Die Thread.VolatileReadand- Thread.VolatileWriteMethoden generieren einen vollständigen Zaun, indem sie die Thread.MemoryBarrierMethode aufrufen , die eine Speicherbarriere erstellt, die in beide Richtungen funktioniert. Zusätzlich zu den oben angegebenen Motivationen für die Verwendung eines vollständigen Zauns ist ein potenzielles Problem mit dem volatileSchlüsselwort, das durch die Verwendung eines vollständigen Zauns gelöst wird, der von erzeugt Thread.MemoryBarrierwird, wie folgt: Aufgrund der asymmetrischen Natur von Halbzäunen wird ein volatileFeld mit einem Schreibbefehl gefolgt von bei einem Lesebefehl kann die Ausführungsreihenfolge immer noch vom Compiler getauscht werden. Da Vollzäune symmetrisch sind, ist dies bei der Verwendung kein Problem Thread.MemoryBarrier.
In Fortran
VOLATILEist Teil des Fortran 2003- Standards, obwohl eine frühere Version ihn als Erweiterung unterstützte. Das Erstellen aller Variablen volatilein einer Funktion ist auch nützlich, um Aliasing- bezogene Fehler zu finden.
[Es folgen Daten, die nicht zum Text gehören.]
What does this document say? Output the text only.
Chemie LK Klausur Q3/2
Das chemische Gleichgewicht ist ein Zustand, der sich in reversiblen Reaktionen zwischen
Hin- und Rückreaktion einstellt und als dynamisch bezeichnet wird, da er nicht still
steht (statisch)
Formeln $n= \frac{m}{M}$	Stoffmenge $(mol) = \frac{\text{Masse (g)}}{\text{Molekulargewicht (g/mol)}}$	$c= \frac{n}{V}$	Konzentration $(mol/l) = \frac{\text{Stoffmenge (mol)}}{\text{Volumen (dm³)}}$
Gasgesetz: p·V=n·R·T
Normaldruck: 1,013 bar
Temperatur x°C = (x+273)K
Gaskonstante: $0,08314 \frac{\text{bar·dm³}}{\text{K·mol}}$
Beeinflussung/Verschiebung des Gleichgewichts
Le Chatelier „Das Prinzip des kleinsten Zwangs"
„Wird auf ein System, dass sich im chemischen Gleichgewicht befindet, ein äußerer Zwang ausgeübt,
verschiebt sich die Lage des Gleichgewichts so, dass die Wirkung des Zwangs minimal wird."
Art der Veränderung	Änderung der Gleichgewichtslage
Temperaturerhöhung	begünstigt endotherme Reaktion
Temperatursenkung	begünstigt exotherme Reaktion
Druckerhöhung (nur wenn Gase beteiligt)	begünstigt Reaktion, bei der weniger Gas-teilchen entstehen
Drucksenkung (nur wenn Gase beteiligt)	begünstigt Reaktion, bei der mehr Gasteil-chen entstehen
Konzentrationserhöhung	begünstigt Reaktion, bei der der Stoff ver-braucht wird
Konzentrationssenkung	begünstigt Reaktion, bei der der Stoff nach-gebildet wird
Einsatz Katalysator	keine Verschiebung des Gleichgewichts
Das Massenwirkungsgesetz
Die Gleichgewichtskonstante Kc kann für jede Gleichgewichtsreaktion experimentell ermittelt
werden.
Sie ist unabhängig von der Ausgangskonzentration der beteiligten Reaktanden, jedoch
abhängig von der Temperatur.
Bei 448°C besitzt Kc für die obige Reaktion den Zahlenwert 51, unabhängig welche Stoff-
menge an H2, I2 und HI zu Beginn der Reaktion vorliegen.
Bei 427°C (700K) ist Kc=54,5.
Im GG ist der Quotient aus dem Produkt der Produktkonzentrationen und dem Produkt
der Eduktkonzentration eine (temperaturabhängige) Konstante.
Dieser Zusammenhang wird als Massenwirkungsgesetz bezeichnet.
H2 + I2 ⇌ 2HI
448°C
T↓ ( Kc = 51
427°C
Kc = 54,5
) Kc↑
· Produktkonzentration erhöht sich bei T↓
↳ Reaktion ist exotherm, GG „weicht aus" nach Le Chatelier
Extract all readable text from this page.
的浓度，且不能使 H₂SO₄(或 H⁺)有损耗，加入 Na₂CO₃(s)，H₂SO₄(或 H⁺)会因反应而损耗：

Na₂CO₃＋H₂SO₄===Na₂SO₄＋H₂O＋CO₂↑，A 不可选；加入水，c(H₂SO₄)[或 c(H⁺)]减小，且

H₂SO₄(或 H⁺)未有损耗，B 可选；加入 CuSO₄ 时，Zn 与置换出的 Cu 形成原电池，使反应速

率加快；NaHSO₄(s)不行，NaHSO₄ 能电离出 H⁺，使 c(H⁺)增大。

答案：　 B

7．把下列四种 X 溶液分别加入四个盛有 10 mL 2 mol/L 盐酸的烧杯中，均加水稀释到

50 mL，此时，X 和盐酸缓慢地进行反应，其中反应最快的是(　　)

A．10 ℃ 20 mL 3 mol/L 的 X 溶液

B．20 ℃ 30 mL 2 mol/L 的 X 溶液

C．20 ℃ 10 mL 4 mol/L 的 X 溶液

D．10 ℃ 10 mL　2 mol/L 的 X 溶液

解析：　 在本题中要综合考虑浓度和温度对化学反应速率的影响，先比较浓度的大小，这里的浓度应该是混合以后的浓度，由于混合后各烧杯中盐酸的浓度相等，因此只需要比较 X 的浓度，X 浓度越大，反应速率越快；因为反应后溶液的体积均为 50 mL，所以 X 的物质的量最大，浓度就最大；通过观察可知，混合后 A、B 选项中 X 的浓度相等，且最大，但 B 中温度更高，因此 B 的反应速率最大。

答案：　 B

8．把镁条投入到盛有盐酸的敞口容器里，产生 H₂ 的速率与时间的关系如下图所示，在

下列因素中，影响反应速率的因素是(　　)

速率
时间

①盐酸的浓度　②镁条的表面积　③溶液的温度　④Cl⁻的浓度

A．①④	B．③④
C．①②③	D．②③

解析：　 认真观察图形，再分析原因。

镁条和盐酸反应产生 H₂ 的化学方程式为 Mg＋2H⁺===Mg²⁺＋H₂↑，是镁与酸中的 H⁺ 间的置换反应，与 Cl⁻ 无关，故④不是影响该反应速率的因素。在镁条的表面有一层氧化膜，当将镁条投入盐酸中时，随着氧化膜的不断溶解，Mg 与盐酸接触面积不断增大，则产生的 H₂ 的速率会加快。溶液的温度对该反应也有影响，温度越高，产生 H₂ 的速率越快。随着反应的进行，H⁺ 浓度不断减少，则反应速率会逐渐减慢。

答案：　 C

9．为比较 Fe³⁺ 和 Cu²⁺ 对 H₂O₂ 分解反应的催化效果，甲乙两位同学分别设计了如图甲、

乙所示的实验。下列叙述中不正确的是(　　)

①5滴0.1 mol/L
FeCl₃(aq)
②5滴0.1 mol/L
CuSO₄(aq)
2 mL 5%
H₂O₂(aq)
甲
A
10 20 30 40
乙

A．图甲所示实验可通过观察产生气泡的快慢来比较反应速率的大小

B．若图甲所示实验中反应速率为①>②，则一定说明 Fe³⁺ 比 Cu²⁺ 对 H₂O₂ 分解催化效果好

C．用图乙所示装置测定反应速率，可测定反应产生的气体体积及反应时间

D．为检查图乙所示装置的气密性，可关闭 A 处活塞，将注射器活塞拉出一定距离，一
integer, volatile :: i ! When not defined volatile the following two lines of code are identical
write(*,*) i**2 ! Loads the variable i once from memory and multiplies that value times itself
write(*,*) i*i ! Loads the variable i twice from memory and multiplies those values
Durch immer "Drilldown" in den Speicher eines VOLATILE wird der Fortran-Compiler daran gehindert, Lese- oder Schreibvorgänge auf flüchtige Elemente neu zu ordnen. Dadurch werden Aktionen in diesem Thread für andere Threads sichtbar und umgekehrt.
Der Einsatz von VOLATILE reduziert die Optimierung und kann sie sogar verhindern.